Meebo (and the Nokia N9) was great, but it wasn't amazing. Honestly I doubt
they would have sold enough units to create a reasonable ecosystem anyway, so
it would have still been a dying platform, just one where hundreds of millions
of marketing dollars had been spent.

At the time when the N9 came out, people just weren't interested in the N9 at
all (and this is in Australia, where Nokias used to be best-regarded
manufacturer). They had a few disasters with Symbian (the n97/n97 mini/C3/N8),
and even Nokia die-hards weren't prepared to recontract with another Nokia
handset (I was working in telco at the time).

------
batiudrami
Only two to one?
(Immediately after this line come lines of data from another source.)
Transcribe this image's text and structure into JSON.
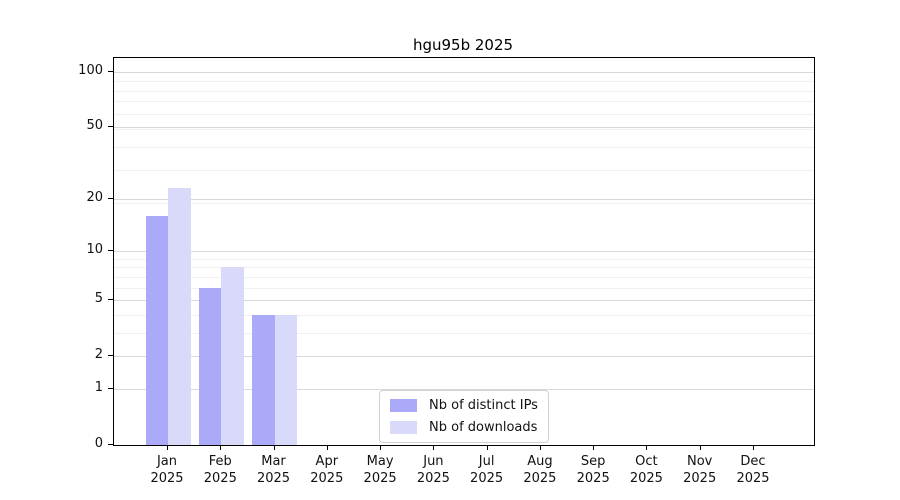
{
  "chart_data": {
    "type": "bar",
    "title": "hgu95b 2025",
    "categories": [
      {
        "month": "Jan",
        "year": "2025"
      },
      {
        "month": "Feb",
        "year": "2025"
      },
      {
        "month": "Mar",
        "year": "2025"
      },
      {
        "month": "Apr",
        "year": "2025"
      },
      {
        "month": "May",
        "year": "2025"
      },
      {
        "month": "Jun",
        "year": "2025"
      },
      {
        "month": "Jul",
        "year": "2025"
      },
      {
        "month": "Aug",
        "year": "2025"
      },
      {
        "month": "Sep",
        "year": "2025"
      },
      {
        "month": "Oct",
        "year": "2025"
      },
      {
        "month": "Nov",
        "year": "2025"
      },
      {
        "month": "Dec",
        "year": "2025"
      }
    ],
    "series": [
      {
        "name": "Nb of distinct IPs",
        "color": "#aaaaf8",
        "values": [
          16,
          6,
          4,
          0,
          0,
          0,
          0,
          0,
          0,
          0,
          0,
          0
        ]
      },
      {
        "name": "Nb of downloads",
        "color": "#d9d9f9",
        "values": [
          23,
          8,
          4,
          0,
          0,
          0,
          0,
          0,
          0,
          0,
          0,
          0
        ]
      }
    ],
    "xlabel": "",
    "ylabel": "",
    "y_axis": {
      "ticks": [
        0,
        1,
        2,
        5,
        10,
        20,
        50,
        100
      ],
      "scale": "log10(value+1)",
      "range": [
        0,
        118
      ]
    },
    "grid": {
      "horizontal": true,
      "minor_values": [
        3,
        4,
        6,
        7,
        8,
        9,
        19,
        29,
        39,
        49,
        59,
        69,
        79,
        89,
        99
      ]
    },
    "legend": {
      "position": "bottom-center-inside"
    }
  },
  "colors": {
    "distinct_ips": "#aaaaf8",
    "downloads": "#d9d9f9",
    "grid_major": "#d9d9d9",
    "grid_minor": "#f0f0f0",
    "axis": "#000000",
    "background": "#ffffff"
  }
}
The only phones which have sold over 100 million handsets are
low end devices manufactured by Nokia, and Nokia has made EIGHT such phones
[1].

Sure, the Asha series are basic smart phones, rather than the feature phones
of the above models, but it wouldn't be an unreasonable assumption to think
that the people in 'emerging markets' who bought basic feature phones in 2005
are now moving to basic smart phones.

[1] [http://en.wikipedia.org/wiki/List_of_best-
selling_mobile_pho...](http://en.wikipedia.org/wiki/List_of_best-
selling_mobile_phones#Best-selling_mobile_phone)

------
FaddiCat
Those little cheap Nokias are great for what they are. I had a Nokia 1800 for
a long time and it did its job perfectly: good reception, battery lasted
forever, screen was always easy to read, alarm was nice and loud, software was
easy enough to use.

I use a Nexus S now and it's probably altered too many of my habits for me to
go back, but I still miss how my little cheap Nokia just did its job and did
it well.

I am considering switching my Nexus S for a Nexus 7 + cheap Nokia combo
though. It seems like it would give me the best of both worlds. We'll see.

------
phren0logy
Good for them, but unless this thing has a reasonable profit margin Nokia
still might not live to see 2014.